Ginny Buccola-Tourney, DNP, ARNP works as a PMHNP, both in a small private practice and in community mental health, both in Pierce County. At the community mental health center where she spends most of her time, she serves as the manager of medical services, providing supervision and administrative support to a team of 5 providers as well as providing direct care to clients. She provides medication management for children, adolescents and adults with a specialty focus in perinatal mental health. She also enjoys providing reflective supervision in infant mental health for our local Nurse Family Partnership nurses and teaching both about perinatal mental health and infant mental health.

Ms. Buccola-Tourney is very interested in a model of care that supports psychiatric specialists serving as consultants to primary care providers. She would like to develop a sustainable model for her clinic to provide consultation to their area primary care providers. She is also hoping to build relationships and learn from other providers throughout the state.
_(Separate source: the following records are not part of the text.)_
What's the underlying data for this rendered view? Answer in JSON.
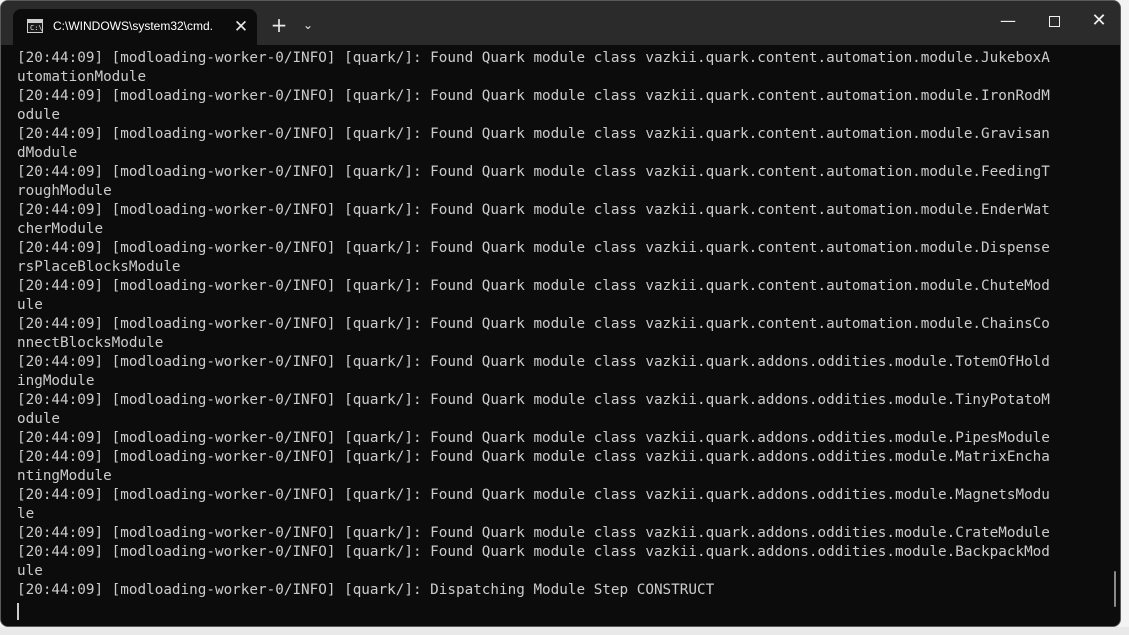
{
  "window": {
    "tab_title": "C:\\WINDOWS\\system32\\cmd.",
    "tab_icon": "cmd-icon",
    "tab_icon_text": "C:\\",
    "close_tab_glyph": "✕",
    "new_tab_glyph": "+",
    "tab_menu_glyph": "⌄",
    "minimize_glyph": "—",
    "close_glyph": "✕"
  },
  "console": {
    "lines": [
      "[20:44:09] [modloading-worker-0/INFO] [quark/]: Found Quark module class vazkii.quark.content.automation.module.JukeboxA",
      "utomationModule",
      "[20:44:09] [modloading-worker-0/INFO] [quark/]: Found Quark module class vazkii.quark.content.automation.module.IronRodM",
      "odule",
      "[20:44:09] [modloading-worker-0/INFO] [quark/]: Found Quark module class vazkii.quark.content.automation.module.Gravisan",
      "dModule",
      "[20:44:09] [modloading-worker-0/INFO] [quark/]: Found Quark module class vazkii.quark.content.automation.module.FeedingT",
      "roughModule",
      "[20:44:09] [modloading-worker-0/INFO] [quark/]: Found Quark module class vazkii.quark.content.automation.module.EnderWat",
      "cherModule",
      "[20:44:09] [modloading-worker-0/INFO] [quark/]: Found Quark module class vazkii.quark.content.automation.module.Dispense",
      "rsPlaceBlocksModule",
      "[20:44:09] [modloading-worker-0/INFO] [quark/]: Found Quark module class vazkii.quark.content.automation.module.ChuteMod",
      "ule",
      "[20:44:09] [modloading-worker-0/INFO] [quark/]: Found Quark module class vazkii.quark.content.automation.module.ChainsCo",
      "nnectBlocksModule",
      "[20:44:09] [modloading-worker-0/INFO] [quark/]: Found Quark module class vazkii.quark.addons.oddities.module.TotemOfHold",
      "ingModule",
      "[20:44:09] [modloading-worker-0/INFO] [quark/]: Found Quark module class vazkii.quark.addons.oddities.module.TinyPotatoM",
      "odule",
      "[20:44:09] [modloading-worker-0/INFO] [quark/]: Found Quark module class vazkii.quark.addons.oddities.module.PipesModule",
      "[20:44:09] [modloading-worker-0/INFO] [quark/]: Found Quark module class vazkii.quark.addons.oddities.module.MatrixEncha",
      "ntingModule",
      "[20:44:09] [modloading-worker-0/INFO] [quark/]: Found Quark module class vazkii.quark.addons.oddities.module.MagnetsModu",
      "le",
      "[20:44:09] [modloading-worker-0/INFO] [quark/]: Found Quark module class vazkii.quark.addons.oddities.module.CrateModule",
      "[20:44:09] [modloading-worker-0/INFO] [quark/]: Found Quark module class vazkii.quark.addons.oddities.module.BackpackMod",
      "ule",
      "[20:44:09] [modloading-worker-0/INFO] [quark/]: Dispatching Module Step CONSTRUCT"
    ]
  },
  "colors": {
    "console_bg": "#0c0c0c",
    "console_fg": "#cccccc",
    "titlebar_bg": "#2b2b2b"
  }
}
Her clinic has struggled to recruit and retain psychiatric providers, and this will be even more pressing over the next few years as the majority of their provider team is close to retirement. Simultaneously there is a great push to transition more stable clients out of her clinic and back to their primary care providers. This type of transfer is not always successful as there is no current structure for them to provide ongoing consultation or relationship building with our informal community partners. With active collaboration we would be able to expand access for clients to have their psychiatric medications safely and effectively managed.

Ms. Buccola-Tourney has many hopes! She hopes that they have an effective consultation system in place for psychiatric specialists to provide consultation with primary care providers. She hopes that EMR systems are in place to facilitate provider to provider communication. She hopes that psychiatric care is more easily accessible to those who are in need and that they can receive the best quality care quickly and efficiently.